Posted Sep 21, 2005 at 7:40 AM | Permalink

That is my point. The theoretical model predicts that in the real world, extracting a temperature signal from trees in environments of variable optimality REQUIRES selection, or call it ‘cherry picking’. There is no apriori reson to expect dendroclimatology to produce a reliable climate signal from a random sample of trees. This is not the case however with other proxies such as glacier length or isotope ratios where one expects, apriori, the response to be linear with temperature not parabolic as is the case with trees.
Steve McIntyre

Posted Sep 21, 2005 at 7:45 AM | Permalink

It’s the station data that’s not available – the gridcell information is available.
TCO

Posted Sep 21, 2005 at 7:48 AM | Permalink

Did you follow what I meant with the multiple regression comment? The implication is that with extra equations, you can solve for extra unknowns. It’s an algebra concept and is reasonable (not cherrypicking). Basically, in “Dave’s model world”, I would just record elevation and note that the areas on the “too hot zone” were getting worse and on the “too cold zone” were getting better during any warming period.

Steve can back me up here. I’m not doing anything snaky here. The algebra issue is that in your model world, we have a quadratic response to temp, so that I need to solve a regression for both t and tsq. HAving the extra elevation variable allows me to do that.

Slight pedant point: if RW, MXD are both collected (and differ in their reaction to temp) that may also allow me to deconvolute your conundrum. But elevation recording and input into the model is the obvious method.
TCO

Posted Sep 21, 2005 at 7:52 AM | Permalink

Why is the station data not available (short the names of people). Is it still a privacy concern (if exact locations are given maybe)?

What is the source for the gridcell temps in that other record (the stations)? Who did the construction?

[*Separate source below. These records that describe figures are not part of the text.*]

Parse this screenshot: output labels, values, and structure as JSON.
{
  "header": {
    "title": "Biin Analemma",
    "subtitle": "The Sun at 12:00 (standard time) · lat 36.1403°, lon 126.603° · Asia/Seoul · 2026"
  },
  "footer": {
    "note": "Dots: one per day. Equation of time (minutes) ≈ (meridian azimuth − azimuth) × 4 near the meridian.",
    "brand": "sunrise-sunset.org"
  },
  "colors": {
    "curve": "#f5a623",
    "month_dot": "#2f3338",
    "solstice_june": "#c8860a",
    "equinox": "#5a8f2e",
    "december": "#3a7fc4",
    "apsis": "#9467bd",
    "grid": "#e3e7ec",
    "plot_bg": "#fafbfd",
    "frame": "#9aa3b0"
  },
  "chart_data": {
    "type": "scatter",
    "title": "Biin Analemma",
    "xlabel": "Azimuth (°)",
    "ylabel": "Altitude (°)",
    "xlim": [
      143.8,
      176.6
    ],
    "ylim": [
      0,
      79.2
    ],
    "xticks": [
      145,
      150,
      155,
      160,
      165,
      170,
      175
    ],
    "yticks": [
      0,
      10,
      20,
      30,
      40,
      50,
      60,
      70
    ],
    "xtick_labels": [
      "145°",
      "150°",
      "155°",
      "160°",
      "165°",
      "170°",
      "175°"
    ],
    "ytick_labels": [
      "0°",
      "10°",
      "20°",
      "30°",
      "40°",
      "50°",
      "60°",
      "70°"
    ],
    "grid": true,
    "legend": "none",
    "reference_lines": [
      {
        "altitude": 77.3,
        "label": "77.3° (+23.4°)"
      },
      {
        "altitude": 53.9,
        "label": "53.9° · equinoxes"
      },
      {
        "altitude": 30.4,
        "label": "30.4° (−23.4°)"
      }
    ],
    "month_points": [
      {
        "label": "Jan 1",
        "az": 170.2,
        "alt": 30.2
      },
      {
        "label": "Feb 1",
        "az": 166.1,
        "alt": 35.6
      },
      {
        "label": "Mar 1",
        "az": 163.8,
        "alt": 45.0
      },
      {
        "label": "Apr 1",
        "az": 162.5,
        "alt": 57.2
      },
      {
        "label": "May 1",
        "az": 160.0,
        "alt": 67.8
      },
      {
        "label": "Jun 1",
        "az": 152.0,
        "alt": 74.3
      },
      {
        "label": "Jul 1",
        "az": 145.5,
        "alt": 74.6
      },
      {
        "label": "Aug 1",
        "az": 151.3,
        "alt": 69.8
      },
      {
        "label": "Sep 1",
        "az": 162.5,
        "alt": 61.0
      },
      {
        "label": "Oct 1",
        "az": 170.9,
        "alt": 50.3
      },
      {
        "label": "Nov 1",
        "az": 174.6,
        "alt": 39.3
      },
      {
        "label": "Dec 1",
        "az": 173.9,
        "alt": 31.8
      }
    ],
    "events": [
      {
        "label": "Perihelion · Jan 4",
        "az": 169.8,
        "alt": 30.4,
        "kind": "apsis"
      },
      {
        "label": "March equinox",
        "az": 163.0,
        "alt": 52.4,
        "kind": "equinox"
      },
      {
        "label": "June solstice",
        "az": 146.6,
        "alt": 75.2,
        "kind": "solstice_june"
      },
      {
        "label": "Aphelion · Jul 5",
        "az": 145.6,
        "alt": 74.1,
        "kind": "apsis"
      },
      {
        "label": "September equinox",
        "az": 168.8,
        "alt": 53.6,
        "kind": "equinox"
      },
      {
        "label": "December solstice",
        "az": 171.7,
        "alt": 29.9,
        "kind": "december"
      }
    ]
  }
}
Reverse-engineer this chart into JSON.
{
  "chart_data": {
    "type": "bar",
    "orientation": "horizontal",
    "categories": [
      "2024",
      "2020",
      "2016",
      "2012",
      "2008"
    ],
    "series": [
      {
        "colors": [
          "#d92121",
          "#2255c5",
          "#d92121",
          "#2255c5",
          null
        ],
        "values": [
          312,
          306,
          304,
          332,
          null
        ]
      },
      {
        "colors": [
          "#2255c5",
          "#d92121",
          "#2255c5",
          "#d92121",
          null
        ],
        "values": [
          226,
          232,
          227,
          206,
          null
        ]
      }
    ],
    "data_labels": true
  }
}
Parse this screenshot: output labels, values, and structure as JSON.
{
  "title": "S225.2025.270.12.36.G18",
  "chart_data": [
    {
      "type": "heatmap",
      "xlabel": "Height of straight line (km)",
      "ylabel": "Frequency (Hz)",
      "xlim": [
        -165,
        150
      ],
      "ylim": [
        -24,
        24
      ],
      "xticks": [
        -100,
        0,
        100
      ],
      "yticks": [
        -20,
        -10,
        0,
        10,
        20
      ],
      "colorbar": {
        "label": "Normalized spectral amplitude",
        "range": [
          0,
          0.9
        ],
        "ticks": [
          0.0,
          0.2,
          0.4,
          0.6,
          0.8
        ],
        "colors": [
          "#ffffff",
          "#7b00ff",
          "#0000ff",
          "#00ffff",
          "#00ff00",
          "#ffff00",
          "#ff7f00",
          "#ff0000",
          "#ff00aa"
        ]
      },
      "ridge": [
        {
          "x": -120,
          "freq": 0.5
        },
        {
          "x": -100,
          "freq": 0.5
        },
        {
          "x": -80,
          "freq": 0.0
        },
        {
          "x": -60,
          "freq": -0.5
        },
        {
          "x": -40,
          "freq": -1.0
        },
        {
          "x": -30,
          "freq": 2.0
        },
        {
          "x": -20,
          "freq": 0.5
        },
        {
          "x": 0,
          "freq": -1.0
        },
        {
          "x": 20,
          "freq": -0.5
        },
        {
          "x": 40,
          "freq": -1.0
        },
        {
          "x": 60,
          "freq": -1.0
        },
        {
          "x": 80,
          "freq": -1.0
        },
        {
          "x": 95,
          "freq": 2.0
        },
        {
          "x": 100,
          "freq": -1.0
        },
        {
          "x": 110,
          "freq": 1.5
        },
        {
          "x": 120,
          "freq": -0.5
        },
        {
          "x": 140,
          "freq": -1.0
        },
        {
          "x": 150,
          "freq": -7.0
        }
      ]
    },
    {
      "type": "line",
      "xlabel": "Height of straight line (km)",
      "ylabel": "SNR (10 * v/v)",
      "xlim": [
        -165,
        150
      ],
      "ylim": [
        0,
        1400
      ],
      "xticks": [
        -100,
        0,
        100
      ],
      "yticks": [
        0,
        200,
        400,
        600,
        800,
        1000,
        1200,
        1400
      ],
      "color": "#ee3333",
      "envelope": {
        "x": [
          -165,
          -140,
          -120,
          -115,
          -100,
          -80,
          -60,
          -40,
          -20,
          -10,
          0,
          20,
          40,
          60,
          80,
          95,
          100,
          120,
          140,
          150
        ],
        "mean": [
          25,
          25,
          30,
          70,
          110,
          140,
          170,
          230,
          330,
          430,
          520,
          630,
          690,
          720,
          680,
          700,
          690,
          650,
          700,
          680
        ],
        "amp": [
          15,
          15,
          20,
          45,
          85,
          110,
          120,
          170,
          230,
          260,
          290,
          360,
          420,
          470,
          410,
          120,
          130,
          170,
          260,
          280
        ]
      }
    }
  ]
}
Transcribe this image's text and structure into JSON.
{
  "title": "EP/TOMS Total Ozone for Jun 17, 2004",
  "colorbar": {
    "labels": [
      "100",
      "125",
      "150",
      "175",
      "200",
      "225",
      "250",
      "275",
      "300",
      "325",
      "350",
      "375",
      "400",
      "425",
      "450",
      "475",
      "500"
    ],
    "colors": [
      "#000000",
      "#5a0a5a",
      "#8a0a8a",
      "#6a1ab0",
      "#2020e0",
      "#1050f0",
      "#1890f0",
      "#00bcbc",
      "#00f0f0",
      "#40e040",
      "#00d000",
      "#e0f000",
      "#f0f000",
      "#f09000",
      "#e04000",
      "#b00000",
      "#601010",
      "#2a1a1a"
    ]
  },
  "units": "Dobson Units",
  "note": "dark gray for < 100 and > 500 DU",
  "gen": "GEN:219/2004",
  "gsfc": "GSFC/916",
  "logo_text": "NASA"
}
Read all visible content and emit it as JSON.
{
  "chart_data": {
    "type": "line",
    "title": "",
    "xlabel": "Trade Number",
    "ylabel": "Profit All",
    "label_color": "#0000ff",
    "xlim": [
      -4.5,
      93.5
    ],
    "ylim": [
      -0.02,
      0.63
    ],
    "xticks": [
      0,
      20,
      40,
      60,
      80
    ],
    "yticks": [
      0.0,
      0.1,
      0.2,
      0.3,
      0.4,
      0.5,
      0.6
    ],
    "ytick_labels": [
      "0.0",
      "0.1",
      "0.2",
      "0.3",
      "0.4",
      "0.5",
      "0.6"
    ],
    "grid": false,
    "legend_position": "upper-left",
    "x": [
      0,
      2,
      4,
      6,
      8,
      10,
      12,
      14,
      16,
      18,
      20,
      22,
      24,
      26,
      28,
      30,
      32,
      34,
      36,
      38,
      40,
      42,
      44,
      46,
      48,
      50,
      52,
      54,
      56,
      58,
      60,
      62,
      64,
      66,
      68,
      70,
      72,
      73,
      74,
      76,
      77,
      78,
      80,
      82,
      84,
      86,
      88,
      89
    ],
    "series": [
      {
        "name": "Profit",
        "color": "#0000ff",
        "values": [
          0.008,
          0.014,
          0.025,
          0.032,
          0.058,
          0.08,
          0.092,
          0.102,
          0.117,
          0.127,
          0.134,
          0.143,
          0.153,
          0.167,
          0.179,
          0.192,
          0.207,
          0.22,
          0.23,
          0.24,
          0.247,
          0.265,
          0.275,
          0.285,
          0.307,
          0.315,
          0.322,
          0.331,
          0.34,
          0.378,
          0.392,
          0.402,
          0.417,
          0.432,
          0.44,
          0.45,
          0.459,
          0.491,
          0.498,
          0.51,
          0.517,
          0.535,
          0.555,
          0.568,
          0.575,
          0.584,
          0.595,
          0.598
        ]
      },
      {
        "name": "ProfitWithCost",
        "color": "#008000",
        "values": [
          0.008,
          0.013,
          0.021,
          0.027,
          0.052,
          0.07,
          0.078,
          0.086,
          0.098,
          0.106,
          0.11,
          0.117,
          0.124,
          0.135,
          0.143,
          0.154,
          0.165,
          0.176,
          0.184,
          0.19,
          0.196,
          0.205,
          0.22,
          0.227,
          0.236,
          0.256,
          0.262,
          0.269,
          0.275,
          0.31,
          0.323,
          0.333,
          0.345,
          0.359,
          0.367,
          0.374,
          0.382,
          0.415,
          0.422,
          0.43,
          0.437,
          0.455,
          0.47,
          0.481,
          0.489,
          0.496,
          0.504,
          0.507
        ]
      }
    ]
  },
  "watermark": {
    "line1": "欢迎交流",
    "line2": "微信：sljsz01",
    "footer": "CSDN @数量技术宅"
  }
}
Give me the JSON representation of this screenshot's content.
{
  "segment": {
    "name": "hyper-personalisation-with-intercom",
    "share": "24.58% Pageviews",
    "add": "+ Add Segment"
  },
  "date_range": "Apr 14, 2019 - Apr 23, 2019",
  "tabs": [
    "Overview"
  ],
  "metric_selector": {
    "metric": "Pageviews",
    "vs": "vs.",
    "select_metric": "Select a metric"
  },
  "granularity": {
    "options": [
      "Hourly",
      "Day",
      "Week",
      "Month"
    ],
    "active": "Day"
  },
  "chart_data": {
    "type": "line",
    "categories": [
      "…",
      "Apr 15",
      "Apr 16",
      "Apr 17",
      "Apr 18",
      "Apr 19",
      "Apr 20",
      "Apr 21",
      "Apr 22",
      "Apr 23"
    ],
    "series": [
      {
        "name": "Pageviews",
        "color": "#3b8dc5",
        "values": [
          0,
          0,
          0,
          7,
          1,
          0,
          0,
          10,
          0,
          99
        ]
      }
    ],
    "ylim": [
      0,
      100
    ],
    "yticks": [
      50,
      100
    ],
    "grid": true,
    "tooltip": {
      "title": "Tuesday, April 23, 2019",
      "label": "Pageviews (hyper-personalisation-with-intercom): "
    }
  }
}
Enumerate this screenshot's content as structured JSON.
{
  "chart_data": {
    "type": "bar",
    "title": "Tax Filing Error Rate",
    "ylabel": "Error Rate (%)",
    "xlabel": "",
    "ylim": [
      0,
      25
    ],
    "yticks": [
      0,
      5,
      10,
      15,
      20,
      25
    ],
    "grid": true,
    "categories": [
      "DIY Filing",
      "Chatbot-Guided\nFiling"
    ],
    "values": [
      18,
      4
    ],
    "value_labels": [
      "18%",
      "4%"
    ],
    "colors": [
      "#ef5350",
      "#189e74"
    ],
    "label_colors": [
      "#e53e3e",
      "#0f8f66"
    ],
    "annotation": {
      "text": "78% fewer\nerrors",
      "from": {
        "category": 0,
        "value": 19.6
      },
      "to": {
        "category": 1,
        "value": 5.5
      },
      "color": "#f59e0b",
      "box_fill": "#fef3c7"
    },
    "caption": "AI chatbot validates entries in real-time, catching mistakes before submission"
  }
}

Still seems like a worthwhile test to look at how that series tends to move with version and interact with proxies, versus the JOnes CRUs (if you want to snoop for possible finagling by Jones).
David Stockwell

Posted Sep 21, 2005 at 8:00 AM | Permalink

#31 TCO, yes you could try that, and attempt to use all trees, but the following problems come to mind. First you have to know the optimal temperature and response curve for each species, and the position of each tree relative to that. Also, temperature is only one factor defining optimal habitat. The more parameters you need in your model, the more potential errors you incorporate, and more data required. Not saying you couldn’t with a great deal of selection or additional information calibrate a more complex model, just that one wouldn’t expect a temperature signal from a simple model using a parabolic proxy.
TCO

Posted Sep 21, 2005 at 9:00 AM | Permalink

Agreed.
JerryB

Posted Sep 21, 2005 at 9:01 AM | Permalink

Steve, or John A,

In case you do not get to review yesterday’s comments, let me mention that some comments by Mike Hollinshead were deleted from this thread yesterday between comments 14 and 18.

It seems that he exceeded Spam Karma’s new visitor first day threshold.
David Stockwell

Posted Sep 21, 2005 at 9:15 AM | Permalink

#34 And relevant to todays hot thread on treelines, while averages of tree cores have expectation of zero temperature signal, the methodology is probably not ‘foxable’, a treeline proxy would not suffer from the same cancellation problem, as we would expect treeline response to roughly linear with temperature.